Lascio quella mano che ho stretto tante volte, che ha accarezzato il mio viso con infinita dolcezza, ed esco. L’infermiera ha intuito il mio stato e gentilmente mi fa accomodare nella sala d’aspetto per i familiari annunciandomi che il dottore sarebbe arrivato a breve.
-    Dr. Reid? – il dottor Robertson, che ha avuto in cura Sarah negli ultimi quattro mesi, è fermo sulla soglia e mi osservava.
-    Perché non si ricorda di me? – chiedo trafelato.
-    Mi dispiace, certe volte non sappiamo esattamente cosa succeda nella mente di un paziente in coma…
-    Vuol dire che è solo temporaneo, giusto? Lei si ricorderà tutto appena passato l’intontimento - mi permetto di sperare, la speranza è l’unica cosa che mi è rimasta.
-    Mi duole comunicarle che non sappiamo esattamente quanto esteso sia stato il danno cerebrale dovuto a ipossia. L’amnesia potrebbe derivare da quello o da qualche altro genere di trauma. La signorina Collins potrebbe non recuperare mai più la memoria.
Con la coda dell’occhio vedo Erin Strauss entrare nella camera di Sarah. Lascio il dottore alle mie spalle e mi avvicino pronto a dare spiegazioni alla zia della mia ragazza, sul perché quest’ultima non ricordi.
Il mio mondo si ferma definitivamente mentre osservo la scena. Il capo sezione Strauss si siede sul letto e Sarah annuisce mentre le viene riferito qualcosa. Poi improvvisamente si slancia in avanti ad abbracciare sua zia con gli occhi colmi di lacrime.
Mi appoggio alla parete mentre il corridoio prende a girare vorticosamente intorno a me. Il dottor Robertson si avvicina e mi afferra per un braccio.
-    Si faccia forza ragazzo. Non c’è niente che noi possiamo fare adesso. Chissà, forse un giorno…
Mi scosto e m’incammino lungo il corridoio. Non ho più fretta di andare da nessuna parte, il tempo ha perso qualsiasi significato. Le porte dell’ascensore si aprono facendo uscire la squadra al gran completo. Mi guardano tutti sorridenti, ma anche loro diventano subito seri vedendo il mio sguardo perso.
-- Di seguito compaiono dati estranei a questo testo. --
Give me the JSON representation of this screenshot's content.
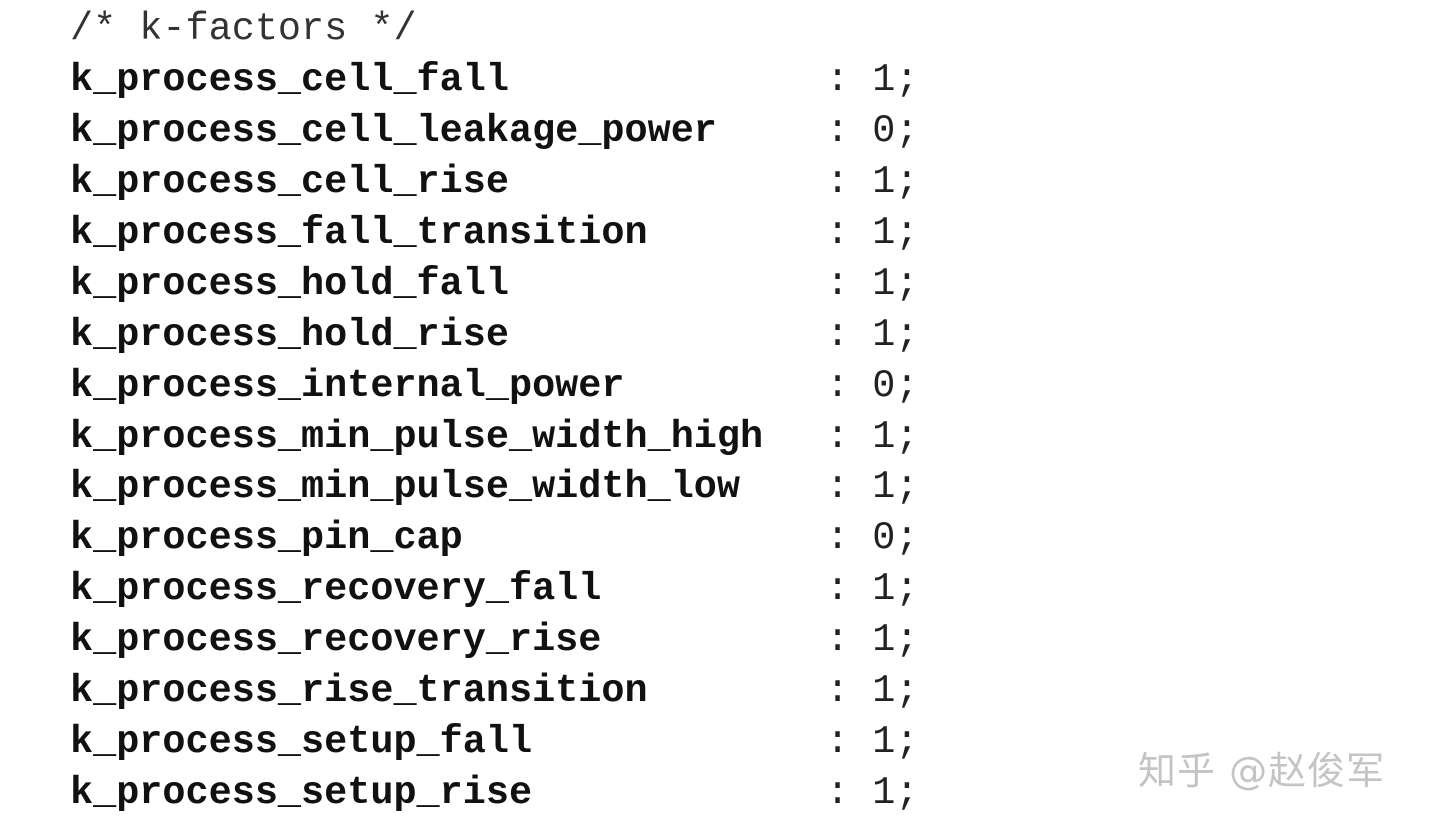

Non rivolgo la parola a nessuno e premo il pulsante del piano terra. Morgan s’intrufola fra le porte prima che si chiudano e comincia a tartassarmi di domande. Non riesco neanche a capire cosa stia dicendo, vedo le sue labbra muoversi ma non afferro il significato delle parole.
Un’unica frase riempie il mio cervello: potrebbe non recuperare mai più la memoria, potrebbe non recuperare mai la più memoria, potrebbe non recuperare mai più la memoria.
Morgan si arrende non appena io mi avvicino alle porte scorrevoli che danno direttamente sulla strada, torna indietro e mi urla qualcosa, ma non credo abbia importanza capire cosa. Ora come ora niente ha più importanza per me.
Cammino lentamente senza badare troppo a dove vado, guardo fisso il marciapiede ormai allagato dalla pioggia battente. Strano, non mi accorgo quasi della pioggia, troppo perso dietro i miei pensieri e il mio dolore. Lei si è svegliata oggi, pensavano tutti che non ci fossero più speranze e mi rendo conto per la prima volta che per “noi” non ce ne sono veramente più.
Guardo in alto verso la pioggia e chiudo gli occhi, lasciando che l’acqua lavi via le mie lacrime che non mi accorgo quasi di versare. Lei amava la pioggia, adorava passeggiare sotto un bell’acquazzone. L’ultima volta che mi aveva convinto a uscire con la pioggia, camminavamo a braccetto mentre cercavo di coprirla con l’ombrello. Improvvisamente si era girata verso di me, aveva spostato l’ombrello e mi aveva baciato mentre la pioggia ci bagnava. Voglio ricordarla così per sempre, felice sotto la pioggia mentre mi mormorava il suo amore per me.